Thyme has a much more earthy, savory, and peppery taste which makes it best used in recipes where you only need a background flavor.

Thyme is quite easy to find, dried or fresh in most stores. It pairs well with hearty cooked dishes such as beef recipes, lamb, poultry, pasta, fish, and root vegetables.

Related: What can you use instead of thyme?

Best Replacement for Dill Seed

#7. Caraway Seeds

Caraway seeds come from a plant in the parsley family and are used in a wide range of recipes, from rye bread and sausages to curries, soup, and vegetable dishes.

It makes a good substitute when cooking cabbage and in cream-based soups since it has a similar mild licorice taste with bittersweet hints of citrus and pepper.

You can use caraway seeds in equal quantities. Its versatility also makes it ideal to use in pickles, meat rubs, stews, and salads.

Related: Alternative to caraway seeds

#8. Anise Seeds

Anise seeds have a fairly pungent flavor profile which licorice fans will love. If you don’t like licorice, you may want to opt for a different alternative.

Anise has a sweet licorice taste that is stronger than that of fennel seeds. The greenish brown seeds are used in baking, Indian recipes, meat rubs, pickles, and salad.

Since they have a strong flavor that can easily overpower other flavors in your dish, use slightly less than your recipe calls for and add to taste if necessary.

#9. Celery Seeds

Celery seeds, unsurprisingly, have a taste very similar to that of celery stalks. Although they are earthy with a slight grassy taste and a similar depth of flavor, they don’t have the characteristic anise flavor. Celery seeds can be used in equal amounts.

#10. Dried Dill Weed

Instead of using the feathery fronds or seeds, dried dill weed is a combination of dried and finely crushed plant stems, flowers, and dill leaves.

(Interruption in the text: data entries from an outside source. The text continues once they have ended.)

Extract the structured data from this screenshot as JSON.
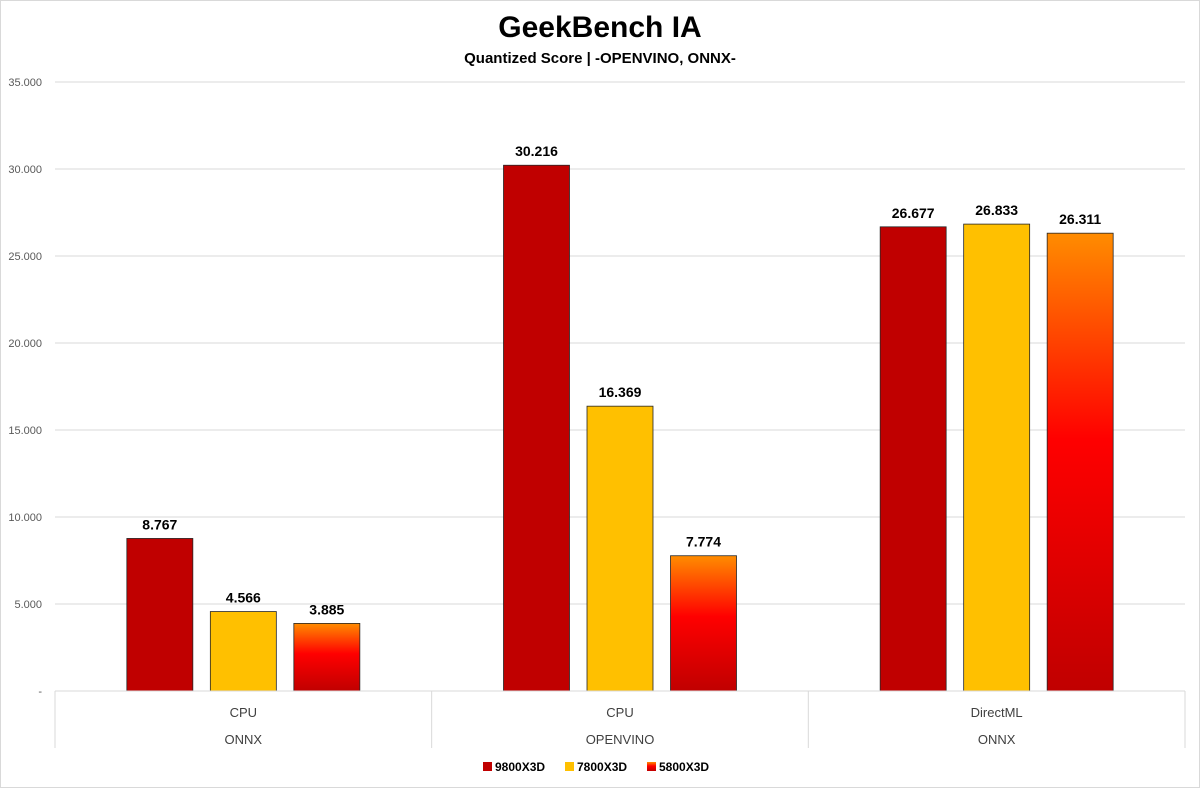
{
  "chart_data": {
    "type": "bar",
    "title": "GeekBench IA",
    "subtitle": "Quantized Score | -OPENVINO, ONNX-",
    "ylim": [
      0,
      35000
    ],
    "ytick_labels": [
      "-",
      "5.000",
      "10.000",
      "15.000",
      "20.000",
      "25.000",
      "30.000",
      "35.000"
    ],
    "grid": true,
    "legend_position": "bottom",
    "categories": [
      {
        "label": "CPU",
        "group": "ONNX"
      },
      {
        "label": "CPU",
        "group": "OPENVINO"
      },
      {
        "label": "DirectML",
        "group": "ONNX"
      }
    ],
    "series": [
      {
        "name": "9800X3D",
        "values": [
          8767,
          30216,
          26677
        ],
        "labels": [
          "8.767",
          "30.216",
          "26.677"
        ],
        "color": "#c00000",
        "fill": "solid"
      },
      {
        "name": "7800X3D",
        "values": [
          4566,
          16369,
          26833
        ],
        "labels": [
          "4.566",
          "16.369",
          "26.833"
        ],
        "color": "#ffc000",
        "fill": "solid"
      },
      {
        "name": "5800X3D",
        "values": [
          3885,
          7774,
          26311
        ],
        "labels": [
          "3.885",
          "7.774",
          "26.311"
        ],
        "color": "#ff0000",
        "fill": "gradient",
        "gradient_colors": [
          "#ff8c00",
          "#ff0000",
          "#c00000"
        ]
      }
    ]
  }
}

Use it in cooked recipes such as stews and soups. It is best to add it at the same time as all the other ingredients, so the flavors have time to infuse, and the dried herbs soften and blend with other ingredients.

See more: How to dry fresh dill

#11. Oregano

Oregano is popular in Italian cooking but is also common in other Mediterranean dishes. It doesn’t have licorice accents but instead has a deep savory flavor that goes well with tomato-based recipes.

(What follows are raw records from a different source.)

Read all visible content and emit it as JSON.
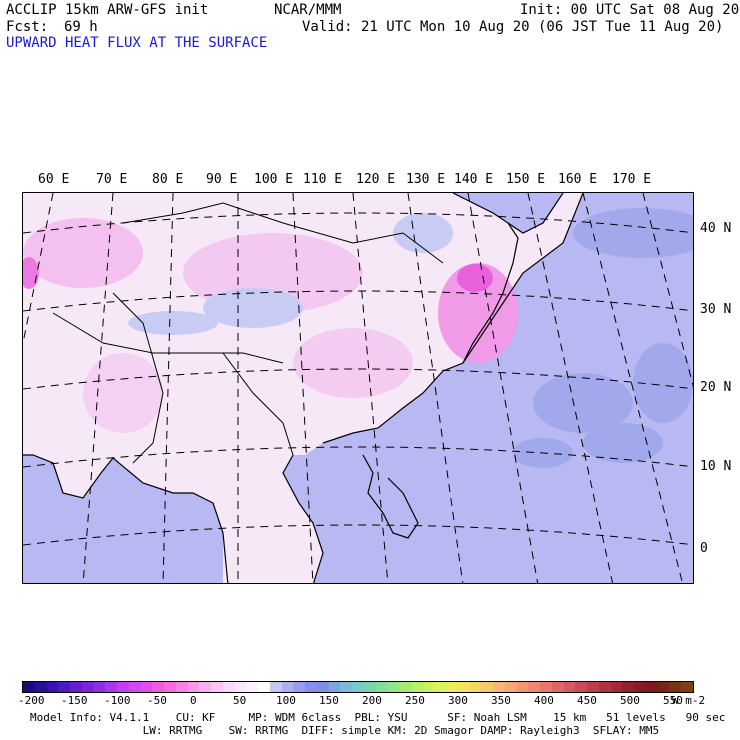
{
  "header": {
    "model": "ACCLIP 15km ARW-GFS init",
    "org": "NCAR/MMM",
    "init": "Init: 00 UTC Sat 08 Aug 20",
    "fcst_label": "Fcst:",
    "fcst_value": "69 h",
    "valid": "Valid: 21 UTC Mon 10 Aug 20 (06 JST Tue 11 Aug 20)",
    "field": "UPWARD HEAT FLUX AT THE SURFACE"
  },
  "map": {
    "lon_labels": [
      "60 E",
      "70 E",
      "80 E",
      "90 E",
      "100 E",
      "110 E",
      "120 E",
      "130 E",
      "140 E",
      "150 E",
      "160 E",
      "170 E"
    ],
    "lat_labels": [
      "40 N",
      "30 N",
      "20 N",
      "10 N",
      "0"
    ]
  },
  "colorbar": {
    "ticks": [
      "-200",
      "-150",
      "-100",
      "-50",
      "0",
      "50",
      "100",
      "150",
      "200",
      "250",
      "300",
      "350",
      "400",
      "450",
      "500",
      "550"
    ],
    "units": "W m-2",
    "colors": [
      "#1a0a7a",
      "#2a0f96",
      "#3a14aa",
      "#4d1ac0",
      "#6420cc",
      "#7a26d8",
      "#9130e2",
      "#a838ea",
      "#c040ee",
      "#d448ee",
      "#e050e6",
      "#ea5ce0",
      "#f06ee0",
      "#f582e4",
      "#f898ea",
      "#fab0f0",
      "#fcc6f4",
      "#fdd8f8",
      "#fde6fa",
      "#fef0fc",
      "#ffffff",
      "#c6c6f6",
      "#aeb0f2",
      "#9a9eee",
      "#8a8eea",
      "#7c90e6",
      "#7aa6e2",
      "#78bcd8",
      "#76ccc8",
      "#76d8b0",
      "#7ee09a",
      "#8ee684",
      "#a4ea74",
      "#b8ee68",
      "#ccf060",
      "#def05c",
      "#eaee5c",
      "#f2e460",
      "#f6d664",
      "#f8c86a",
      "#f8b870",
      "#f6a870",
      "#f29870",
      "#ec8870",
      "#e67870",
      "#de6868",
      "#d45a60",
      "#c84c56",
      "#bc404c",
      "#ae3442",
      "#a02a36",
      "#92222c",
      "#861c24",
      "#7c1a1c",
      "#7a2414",
      "#7c3010",
      "#80400c"
    ]
  },
  "footer": {
    "line1": "Model Info: V4.1.1    CU: KF     MP: WDM 6class  PBL: YSU      SF: Noah LSM    15 km   51 levels   90 sec",
    "line2": "                 LW: RRTMG    SW: RRTMG  DIFF: simple KM: 2D Smagor DAMP: Rayleigh3  SFLAY: MM5"
  }
}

If you are trying to avoid the anise taste, this is a great dill alternative to use when cooking meat as well as in marinades, salad dressings, soups, and stews.


How long does fresh dill last?

The fresh dill can last up to two weeks, when wrapped in a paper towel and stored in the crisper drawer of the refrigerator.

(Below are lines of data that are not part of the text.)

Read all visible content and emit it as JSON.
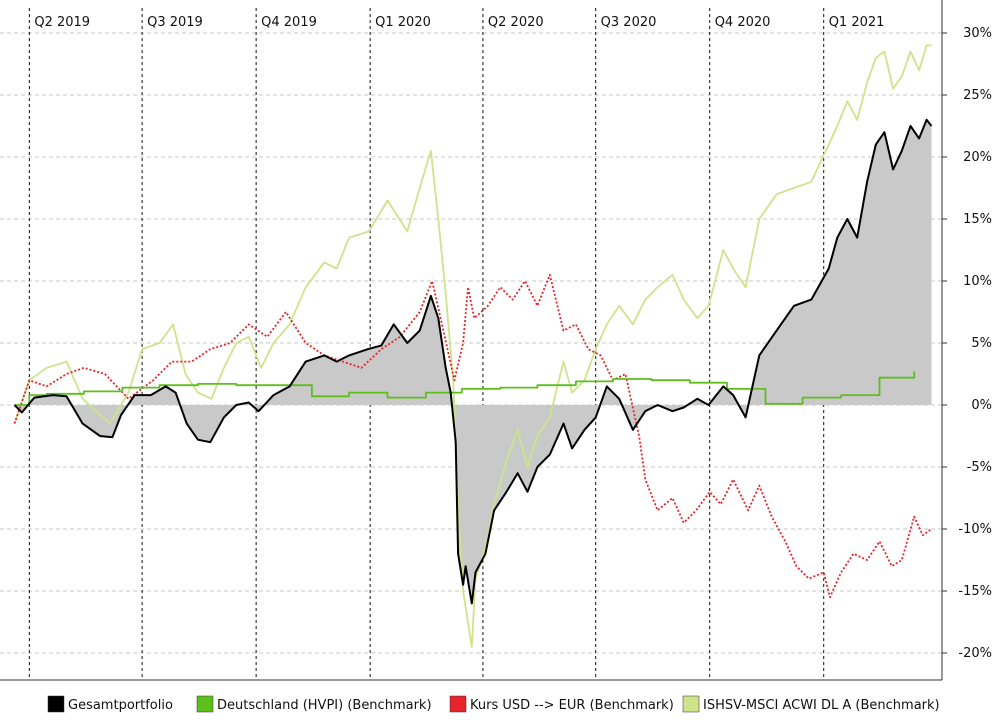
{
  "chart_data": {
    "type": "line",
    "title": "",
    "xlabel": "",
    "ylabel": "",
    "y_unit": "%",
    "ylim": [
      -21,
      30.5
    ],
    "y_ticks": [
      30,
      25,
      20,
      15,
      10,
      5,
      0,
      -5,
      -10,
      -15,
      -20
    ],
    "y_tick_labels": [
      "30%",
      "25%",
      "20%",
      "15%",
      "10%",
      "5%",
      "0%",
      "-5%",
      "-10%",
      "-15%",
      "-20%"
    ],
    "x_range": [
      "2019-03-18",
      "2021-03-31"
    ],
    "quarters": [
      {
        "label": "Q2 2019",
        "date": "2019-04-01"
      },
      {
        "label": "Q3 2019",
        "date": "2019-07-01"
      },
      {
        "label": "Q4 2019",
        "date": "2019-10-01"
      },
      {
        "label": "Q1 2020",
        "date": "2020-01-01"
      },
      {
        "label": "Q2 2020",
        "date": "2020-04-01"
      },
      {
        "label": "Q3 2020",
        "date": "2020-07-01"
      },
      {
        "label": "Q4 2020",
        "date": "2020-10-01"
      },
      {
        "label": "Q1 2021",
        "date": "2021-01-01"
      }
    ],
    "grid": "horizontal dashed",
    "legend_position": "bottom",
    "series": [
      {
        "name": "Gesamtportfolio",
        "color": "#000000",
        "style": "solid",
        "fill_to_zero": true,
        "points": [
          [
            "2019-03-20",
            0
          ],
          [
            "2019-03-26",
            -0.6
          ],
          [
            "2019-04-05",
            0.6
          ],
          [
            "2019-04-20",
            0.8
          ],
          [
            "2019-05-01",
            0.7
          ],
          [
            "2019-05-14",
            -1.5
          ],
          [
            "2019-05-28",
            -2.5
          ],
          [
            "2019-06-07",
            -2.6
          ],
          [
            "2019-06-14",
            -0.8
          ],
          [
            "2019-06-25",
            0.8
          ],
          [
            "2019-07-08",
            0.8
          ],
          [
            "2019-07-20",
            1.5
          ],
          [
            "2019-07-28",
            1.0
          ],
          [
            "2019-08-06",
            -1.5
          ],
          [
            "2019-08-15",
            -2.8
          ],
          [
            "2019-08-25",
            -3.0
          ],
          [
            "2019-09-05",
            -1.0
          ],
          [
            "2019-09-15",
            0.0
          ],
          [
            "2019-09-25",
            0.2
          ],
          [
            "2019-10-03",
            -0.5
          ],
          [
            "2019-10-15",
            0.8
          ],
          [
            "2019-10-28",
            1.5
          ],
          [
            "2019-11-10",
            3.5
          ],
          [
            "2019-11-25",
            4.0
          ],
          [
            "2019-12-05",
            3.5
          ],
          [
            "2019-12-15",
            4.0
          ],
          [
            "2019-12-30",
            4.5
          ],
          [
            "2020-01-10",
            4.8
          ],
          [
            "2020-01-20",
            6.5
          ],
          [
            "2020-01-31",
            5.0
          ],
          [
            "2020-02-10",
            6.0
          ],
          [
            "2020-02-19",
            8.8
          ],
          [
            "2020-02-25",
            7.0
          ],
          [
            "2020-03-02",
            3.0
          ],
          [
            "2020-03-06",
            1.0
          ],
          [
            "2020-03-10",
            -3.0
          ],
          [
            "2020-03-12",
            -12.0
          ],
          [
            "2020-03-16",
            -14.5
          ],
          [
            "2020-03-18",
            -13.0
          ],
          [
            "2020-03-23",
            -16.0
          ],
          [
            "2020-03-26",
            -13.5
          ],
          [
            "2020-04-03",
            -12.0
          ],
          [
            "2020-04-10",
            -8.5
          ],
          [
            "2020-04-20",
            -7.0
          ],
          [
            "2020-04-29",
            -5.5
          ],
          [
            "2020-05-07",
            -7.0
          ],
          [
            "2020-05-15",
            -5.0
          ],
          [
            "2020-05-25",
            -4.0
          ],
          [
            "2020-06-05",
            -1.5
          ],
          [
            "2020-06-12",
            -3.5
          ],
          [
            "2020-06-22",
            -2.0
          ],
          [
            "2020-07-01",
            -1.0
          ],
          [
            "2020-07-10",
            1.5
          ],
          [
            "2020-07-20",
            0.5
          ],
          [
            "2020-07-31",
            -2.0
          ],
          [
            "2020-08-10",
            -0.5
          ],
          [
            "2020-08-20",
            0.0
          ],
          [
            "2020-09-01",
            -0.5
          ],
          [
            "2020-09-10",
            -0.2
          ],
          [
            "2020-09-21",
            0.5
          ],
          [
            "2020-09-30",
            0.0
          ],
          [
            "2020-10-12",
            1.5
          ],
          [
            "2020-10-20",
            0.8
          ],
          [
            "2020-10-30",
            -1.0
          ],
          [
            "2020-11-10",
            4.0
          ],
          [
            "2020-11-24",
            6.0
          ],
          [
            "2020-12-08",
            8.0
          ],
          [
            "2020-12-22",
            8.5
          ],
          [
            "2021-01-05",
            11.0
          ],
          [
            "2021-01-12",
            13.5
          ],
          [
            "2021-01-20",
            15.0
          ],
          [
            "2021-01-28",
            13.5
          ],
          [
            "2021-02-05",
            18.0
          ],
          [
            "2021-02-12",
            21.0
          ],
          [
            "2021-02-19",
            22.0
          ],
          [
            "2021-02-26",
            19.0
          ],
          [
            "2021-03-05",
            20.5
          ],
          [
            "2021-03-12",
            22.5
          ],
          [
            "2021-03-19",
            21.5
          ],
          [
            "2021-03-25",
            23.0
          ],
          [
            "2021-03-29",
            22.5
          ]
        ]
      },
      {
        "name": "Deutschland (HVPI) (Benchmark)",
        "color": "#5cbf1c",
        "style": "solid",
        "step": true,
        "points": [
          [
            "2019-03-20",
            0
          ],
          [
            "2019-04-01",
            0.8
          ],
          [
            "2019-04-15",
            0.9
          ],
          [
            "2019-05-15",
            1.1
          ],
          [
            "2019-06-15",
            1.4
          ],
          [
            "2019-07-15",
            1.6
          ],
          [
            "2019-08-15",
            1.7
          ],
          [
            "2019-09-15",
            1.6
          ],
          [
            "2019-10-15",
            1.6
          ],
          [
            "2019-11-15",
            0.7
          ],
          [
            "2019-12-15",
            1.0
          ],
          [
            "2020-01-15",
            0.6
          ],
          [
            "2020-02-15",
            1.0
          ],
          [
            "2020-03-15",
            1.3
          ],
          [
            "2020-04-15",
            1.4
          ],
          [
            "2020-05-15",
            1.6
          ],
          [
            "2020-06-15",
            1.9
          ],
          [
            "2020-07-15",
            2.1
          ],
          [
            "2020-08-15",
            2.0
          ],
          [
            "2020-09-15",
            1.8
          ],
          [
            "2020-10-15",
            1.3
          ],
          [
            "2020-11-15",
            0.1
          ],
          [
            "2020-12-15",
            0.6
          ],
          [
            "2021-01-15",
            0.8
          ],
          [
            "2021-02-15",
            2.2
          ],
          [
            "2021-03-15",
            2.7
          ]
        ]
      },
      {
        "name": "Kurs USD --> EUR (Benchmark)",
        "color": "#e8232a",
        "style": "dotted",
        "points": [
          [
            "2019-03-20",
            -1.5
          ],
          [
            "2019-04-01",
            2.0
          ],
          [
            "2019-04-15",
            1.5
          ],
          [
            "2019-05-01",
            2.5
          ],
          [
            "2019-05-15",
            3.0
          ],
          [
            "2019-06-01",
            2.5
          ],
          [
            "2019-06-20",
            0.5
          ],
          [
            "2019-07-10",
            2.0
          ],
          [
            "2019-07-25",
            3.5
          ],
          [
            "2019-08-10",
            3.5
          ],
          [
            "2019-08-25",
            4.5
          ],
          [
            "2019-09-10",
            5.0
          ],
          [
            "2019-09-25",
            6.5
          ],
          [
            "2019-10-10",
            5.5
          ],
          [
            "2019-10-25",
            7.5
          ],
          [
            "2019-11-10",
            5.0
          ],
          [
            "2019-11-25",
            4.0
          ],
          [
            "2019-12-10",
            3.5
          ],
          [
            "2019-12-25",
            3.0
          ],
          [
            "2020-01-10",
            4.5
          ],
          [
            "2020-01-25",
            5.5
          ],
          [
            "2020-02-10",
            7.5
          ],
          [
            "2020-02-20",
            10.0
          ],
          [
            "2020-02-28",
            6.5
          ],
          [
            "2020-03-09",
            2.0
          ],
          [
            "2020-03-16",
            5.0
          ],
          [
            "2020-03-20",
            9.5
          ],
          [
            "2020-03-25",
            7.0
          ],
          [
            "2020-04-05",
            8.0
          ],
          [
            "2020-04-15",
            9.5
          ],
          [
            "2020-04-25",
            8.5
          ],
          [
            "2020-05-05",
            10.0
          ],
          [
            "2020-05-15",
            8.0
          ],
          [
            "2020-05-25",
            10.5
          ],
          [
            "2020-06-05",
            6.0
          ],
          [
            "2020-06-15",
            6.5
          ],
          [
            "2020-06-25",
            4.5
          ],
          [
            "2020-07-05",
            4.0
          ],
          [
            "2020-07-15",
            2.0
          ],
          [
            "2020-07-25",
            2.5
          ],
          [
            "2020-08-05",
            -2.5
          ],
          [
            "2020-08-10",
            -6.0
          ],
          [
            "2020-08-20",
            -8.5
          ],
          [
            "2020-09-01",
            -7.5
          ],
          [
            "2020-09-10",
            -9.5
          ],
          [
            "2020-09-20",
            -8.5
          ],
          [
            "2020-10-01",
            -7.0
          ],
          [
            "2020-10-10",
            -8.0
          ],
          [
            "2020-10-20",
            -6.0
          ],
          [
            "2020-11-01",
            -8.5
          ],
          [
            "2020-11-10",
            -6.5
          ],
          [
            "2020-11-20",
            -9.0
          ],
          [
            "2020-12-01",
            -11.0
          ],
          [
            "2020-12-10",
            -13.0
          ],
          [
            "2020-12-20",
            -14.0
          ],
          [
            "2021-01-01",
            -13.5
          ],
          [
            "2021-01-06",
            -15.5
          ],
          [
            "2021-01-15",
            -13.5
          ],
          [
            "2021-01-25",
            -12.0
          ],
          [
            "2021-02-05",
            -12.5
          ],
          [
            "2021-02-15",
            -11.0
          ],
          [
            "2021-02-25",
            -13.0
          ],
          [
            "2021-03-05",
            -12.5
          ],
          [
            "2021-03-15",
            -9.0
          ],
          [
            "2021-03-22",
            -10.5
          ],
          [
            "2021-03-29",
            -10.0
          ]
        ]
      },
      {
        "name": "ISHSV-MSCI ACWI DL A (Benchmark)",
        "color": "#cfe38a",
        "style": "solid",
        "points": [
          [
            "2019-03-20",
            -1.5
          ],
          [
            "2019-04-01",
            2.0
          ],
          [
            "2019-04-15",
            3.0
          ],
          [
            "2019-05-01",
            3.5
          ],
          [
            "2019-05-14",
            0.5
          ],
          [
            "2019-05-25",
            -0.5
          ],
          [
            "2019-06-05",
            -1.5
          ],
          [
            "2019-06-20",
            1.0
          ],
          [
            "2019-07-01",
            4.5
          ],
          [
            "2019-07-15",
            5.0
          ],
          [
            "2019-07-26",
            6.5
          ],
          [
            "2019-08-05",
            2.5
          ],
          [
            "2019-08-15",
            1.0
          ],
          [
            "2019-08-26",
            0.5
          ],
          [
            "2019-09-05",
            3.0
          ],
          [
            "2019-09-15",
            5.0
          ],
          [
            "2019-09-25",
            5.5
          ],
          [
            "2019-10-05",
            3.0
          ],
          [
            "2019-10-15",
            5.0
          ],
          [
            "2019-10-28",
            6.5
          ],
          [
            "2019-11-10",
            9.5
          ],
          [
            "2019-11-25",
            11.5
          ],
          [
            "2019-12-05",
            11.0
          ],
          [
            "2019-12-15",
            13.5
          ],
          [
            "2019-12-31",
            14.0
          ],
          [
            "2020-01-15",
            16.5
          ],
          [
            "2020-01-31",
            14.0
          ],
          [
            "2020-02-10",
            17.5
          ],
          [
            "2020-02-19",
            20.5
          ],
          [
            "2020-02-25",
            15.0
          ],
          [
            "2020-03-02",
            9.0
          ],
          [
            "2020-03-08",
            2.0
          ],
          [
            "2020-03-12",
            -8.0
          ],
          [
            "2020-03-16",
            -15.0
          ],
          [
            "2020-03-23",
            -19.5
          ],
          [
            "2020-03-26",
            -14.0
          ],
          [
            "2020-04-03",
            -11.5
          ],
          [
            "2020-04-10",
            -8.0
          ],
          [
            "2020-04-20",
            -4.5
          ],
          [
            "2020-04-29",
            -2.0
          ],
          [
            "2020-05-07",
            -5.0
          ],
          [
            "2020-05-15",
            -2.5
          ],
          [
            "2020-05-25",
            -1.0
          ],
          [
            "2020-06-05",
            3.5
          ],
          [
            "2020-06-12",
            1.0
          ],
          [
            "2020-06-22",
            2.0
          ],
          [
            "2020-07-01",
            4.5
          ],
          [
            "2020-07-10",
            6.5
          ],
          [
            "2020-07-20",
            8.0
          ],
          [
            "2020-07-31",
            6.5
          ],
          [
            "2020-08-10",
            8.5
          ],
          [
            "2020-08-20",
            9.5
          ],
          [
            "2020-09-01",
            10.5
          ],
          [
            "2020-09-10",
            8.5
          ],
          [
            "2020-09-21",
            7.0
          ],
          [
            "2020-09-30",
            8.0
          ],
          [
            "2020-10-12",
            12.5
          ],
          [
            "2020-10-20",
            11.0
          ],
          [
            "2020-10-30",
            9.5
          ],
          [
            "2020-11-10",
            15.0
          ],
          [
            "2020-11-24",
            17.0
          ],
          [
            "2020-12-08",
            17.5
          ],
          [
            "2020-12-22",
            18.0
          ],
          [
            "2021-01-05",
            21.0
          ],
          [
            "2021-01-12",
            22.5
          ],
          [
            "2021-01-20",
            24.5
          ],
          [
            "2021-01-28",
            23.0
          ],
          [
            "2021-02-05",
            26.0
          ],
          [
            "2021-02-12",
            28.0
          ],
          [
            "2021-02-19",
            28.5
          ],
          [
            "2021-02-26",
            25.5
          ],
          [
            "2021-03-05",
            26.5
          ],
          [
            "2021-03-12",
            28.5
          ],
          [
            "2021-03-19",
            27.0
          ],
          [
            "2021-03-25",
            29.0
          ],
          [
            "2021-03-29",
            29.0
          ]
        ]
      }
    ]
  }
}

Can I use mint instead of dill?

You can use mint instead of dill, although they are not quite the same. Mint will bring a bright pop of flavor to your dish. It can be used as a substitute in yogurt-based dressings and dips as well as in recipes that feature lemon. It does not pair well with Indian flavors so stick to Mediterranean cuisine and Middle Eastern recipes when substituting with mint.

Is dill easy to grow?

Yes, dill is easy to grow. You can grow your own dill plant at home in the garden or even on the kitchen window sill. It is commonly available at many home improvement stores, garden centers, or even grocery stores. You can also dry your own dill for future use.

Is coriander similar to dill?

No, coriander is not similar to dill. Coriander and dill are distinct herbs with different flavors. Coriander has a citrusy and slightly spicy taste, while dill offers a fresh, grassy flavor with hints of anise. They are not very similar in taste but can complement each other in various dishes.


Fresh dill weed has a unique flavor that is hard to match. When choosing the best substitute for your dish, consider whether the distinct flavor of licorice is important or whether you simply need a dill replacement to add flavor and brightness.

If the flavor plays a significant role in your recipe, your best bet is fennel, anise seeds, or caraway seeds. If you need a garnish only, try parsley, mint, or chervil.

Basil, tarragon, and thyme, on the other hand, can bring brightness and depth, although the flavor profile of your dish will not be quite the same.

Make sure the herb you choose compliments the other flavors in your dish, and consider whether it has a stronger flavor, mild flavor, or delicate flavor when adding it to your recipe.